In the per-protocol analysis, the rates of recurrent VTE were 8.3% and 12.7%, respectively (HR=0.62), which translates to a 38% reduction in recurrent VTE with tinzaparin.
“Pre-specified efficacy analyses further showed that tinzaparin significantly reduced symptomatic, recurrent DVT by 52%,” Dr Lee noted. “There were very few symptomatic PEs, equal numbers of fatal PEs occurred in each arm, and there were only 2 incidental thrombotic events, both in the warfarin arm.”
Symptomatic, non-fatal DVT occurred in 12 patients (2.7%) in the tinzaparin arm and 24 (5.3%) in the warfarin arm (HR=0.48, P=0.04). Symptomatic, non-fatal PE occurred in 3 patients (0.7%) and 2 patients (0.4%), respectively. And fatal PE occurred in 17 patients (3.8%) in each arm (HR=0.96).
“We were clearly disappointed that our primary efficacy outcome did not achieve statistical significance,” Dr Lee said. “But our sample size was based on an estimated recurrent [VTE] rate of 12.6% in the warfarin group, and we only saw a 10% [sic] recurrence.
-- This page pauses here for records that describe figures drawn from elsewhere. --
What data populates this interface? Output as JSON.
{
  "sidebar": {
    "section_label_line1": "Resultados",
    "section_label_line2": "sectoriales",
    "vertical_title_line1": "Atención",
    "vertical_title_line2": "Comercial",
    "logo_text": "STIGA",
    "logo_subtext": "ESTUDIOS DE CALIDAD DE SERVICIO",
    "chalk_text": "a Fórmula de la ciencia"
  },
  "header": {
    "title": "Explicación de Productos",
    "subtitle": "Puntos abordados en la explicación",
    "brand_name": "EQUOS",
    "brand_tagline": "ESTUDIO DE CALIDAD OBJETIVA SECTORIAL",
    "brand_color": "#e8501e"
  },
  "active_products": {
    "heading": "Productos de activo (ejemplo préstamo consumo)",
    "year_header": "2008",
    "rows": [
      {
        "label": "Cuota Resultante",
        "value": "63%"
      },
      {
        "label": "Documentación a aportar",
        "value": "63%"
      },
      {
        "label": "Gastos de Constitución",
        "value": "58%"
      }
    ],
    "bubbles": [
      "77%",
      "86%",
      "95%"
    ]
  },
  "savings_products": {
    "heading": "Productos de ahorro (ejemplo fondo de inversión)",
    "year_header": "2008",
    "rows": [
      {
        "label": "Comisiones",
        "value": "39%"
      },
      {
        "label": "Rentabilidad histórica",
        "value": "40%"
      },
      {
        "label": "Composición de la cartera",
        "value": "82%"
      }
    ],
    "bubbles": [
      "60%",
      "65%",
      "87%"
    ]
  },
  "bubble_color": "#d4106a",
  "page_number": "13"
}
So, basically, our study was slightly underpowered to achieve statistical significance.”
“I think that, given the symptomatic DVT results, as well as the per-protocol analysis, in additon to all the previous data on low-molecular-weight heparin, this is still very strong confirmatory data that low-molecular-weight heparin is more effective than warfarin therapy in treating cancer patients with thrombosis.”
Safety and mortality
The primary safety endpoint was major bleeding, which occurred in 2.9% of patients in the tinzaparin arm and 2.6% in the warfarin arm (HR=0.89).
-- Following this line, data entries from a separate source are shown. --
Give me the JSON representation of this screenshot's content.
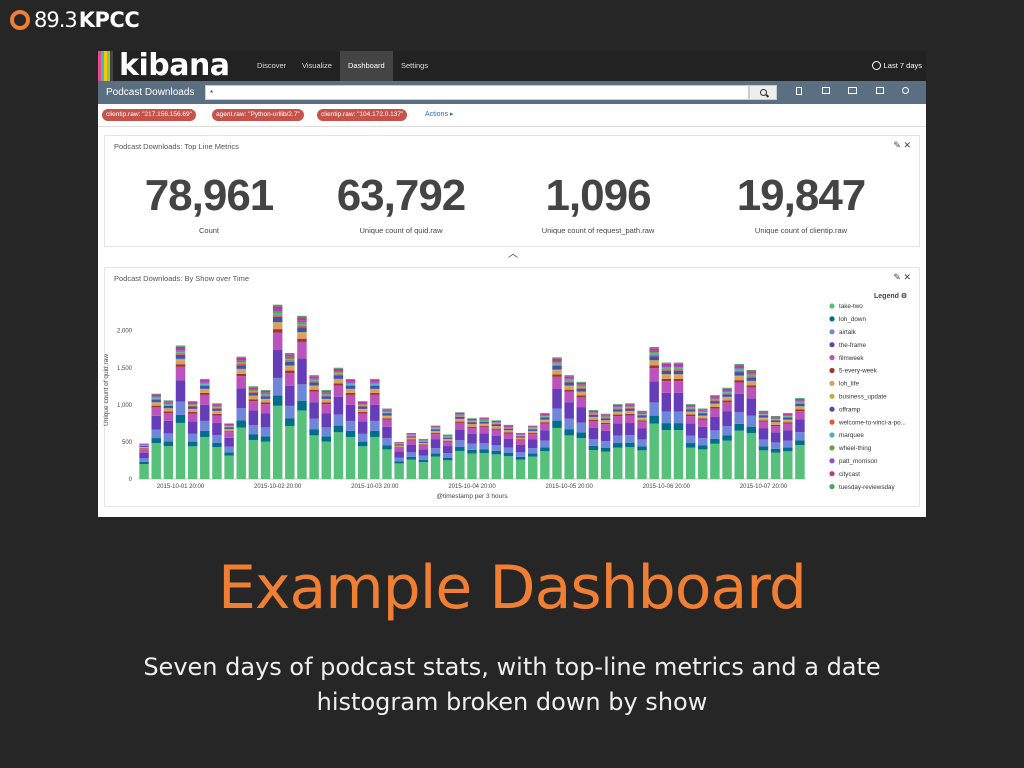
{
  "brand": {
    "num": "89.3",
    "name": "KPCC",
    "ring_color": "#f07f33"
  },
  "kibana": {
    "logo": "kibana",
    "nav": [
      {
        "label": "Discover",
        "active": false
      },
      {
        "label": "Visualize",
        "active": false
      },
      {
        "label": "Dashboard",
        "active": true
      },
      {
        "label": "Settings",
        "active": false
      }
    ],
    "time_range": "Last 7 days",
    "dashboard_title": "Podcast Downloads",
    "query": "*",
    "filters": [
      "clientip.raw: \"217.156.156.69\"",
      "agent.raw: \"Python-urllib/2.7\"",
      "clientip.raw: \"104.172.0.137\""
    ],
    "actions_label": "Actions ▸",
    "toolbar_icons": [
      "new-dashboard-icon",
      "save-icon",
      "open-icon",
      "share-icon",
      "settings-icon"
    ]
  },
  "metrics_panel": {
    "title": "Podcast Downloads: Top Line Metrics",
    "metrics": [
      {
        "value": "78,961",
        "label": "Count"
      },
      {
        "value": "63,792",
        "label": "Unique count of quid.raw"
      },
      {
        "value": "1,096",
        "label": "Unique count of request_path.raw"
      },
      {
        "value": "19,847",
        "label": "Unique count of clientip.raw"
      }
    ]
  },
  "chart_panel": {
    "title": "Podcast Downloads: By Show over Time",
    "legend_title": "Legend"
  },
  "chart_data": {
    "type": "bar",
    "stacked": true,
    "xlabel": "@timestamp per 3 hours",
    "ylabel": "Unique count of quid.raw",
    "ylim": [
      0,
      2400
    ],
    "yticks": [
      "0",
      "500",
      "1,000",
      "1,500",
      "2,000"
    ],
    "ytick_values": [
      0,
      500,
      1000,
      1500,
      2000
    ],
    "x_ticks": [
      {
        "index": 3,
        "label": "2015-10-01 20:00"
      },
      {
        "index": 11,
        "label": "2015-10-02 20:00"
      },
      {
        "index": 19,
        "label": "2015-10-03 20:00"
      },
      {
        "index": 27,
        "label": "2015-10-04 20:00"
      },
      {
        "index": 35,
        "label": "2015-10-05 20:00"
      },
      {
        "index": 43,
        "label": "2015-10-06 20:00"
      },
      {
        "index": 51,
        "label": "2015-10-07 20:00"
      }
    ],
    "totals": [
      480,
      1150,
      1060,
      1800,
      1050,
      1350,
      1020,
      750,
      1650,
      1250,
      1200,
      2350,
      1700,
      2200,
      1400,
      1200,
      1500,
      1350,
      1050,
      1350,
      950,
      500,
      620,
      540,
      720,
      600,
      900,
      820,
      830,
      790,
      730,
      620,
      720,
      890,
      1640,
      1400,
      1310,
      930,
      880,
      1010,
      1020,
      920,
      1780,
      1570,
      1570,
      1010,
      950,
      1130,
      1230,
      1550,
      1470,
      920,
      850,
      890,
      1090
    ],
    "colors": [
      "#57c17b",
      "#006e8a",
      "#6f87d8",
      "#663db8",
      "#bc52bc",
      "#9e3533",
      "#daa05d",
      "#bfaf40",
      "#4150b4",
      "#e15a32",
      "#4db6ac",
      "#65a33d",
      "#8e4fc8",
      "#c0359b",
      "#40a85b"
    ],
    "fractions": [
      0.42,
      0.06,
      0.1,
      0.16,
      0.1,
      0.02,
      0.03,
      0.01,
      0.03,
      0.01,
      0.01,
      0.01,
      0.01,
      0.02,
      0.01
    ],
    "legend": [
      "take-two",
      "loh_down",
      "airtalk",
      "the-frame",
      "filmweek",
      "5-every-week",
      "loh_life",
      "business_update",
      "offramp",
      "welcome-to-vinci-a-po...",
      "marquee",
      "wheel-thing",
      "patt_morrison",
      "citycast",
      "tuesday-reviewsday"
    ],
    "legend_colors": [
      "#57c17b",
      "#006e8a",
      "#6f87d8",
      "#663db8",
      "#bc52bc",
      "#9e3533",
      "#daa05d",
      "#bfaf40",
      "#4150b4",
      "#e15a32",
      "#4db6ac",
      "#65a33d",
      "#8e4fc8",
      "#c0359b",
      "#40a85b"
    ],
    "grid": false,
    "legend_position": "right"
  },
  "slide": {
    "title": "Example Dashboard",
    "subtitle_line1": "Seven days of podcast stats, with top-line metrics and a date",
    "subtitle_line2": "histogram broken down by show"
  }
}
The rate of clinically relevant, non-major bleeding was 11.1% and 16.2%, respectively (HR=0.69, P=0.03).
“Tinzaparin reduced the rate of clinically relevant, non-major bleeding by 31%,” Dr Lee noted.
On the other hand, there was no significant difference between the arms with regard to 180-day overall mortality, which was 34.2% in the tinzaparin arm and 32.3% in the warfarin arm (HR=1.08).
This research was sponsored by LEO Pharma, the company developing tinzaparin (Innohep).
*Information in the abstract differs from that presented at the meeting.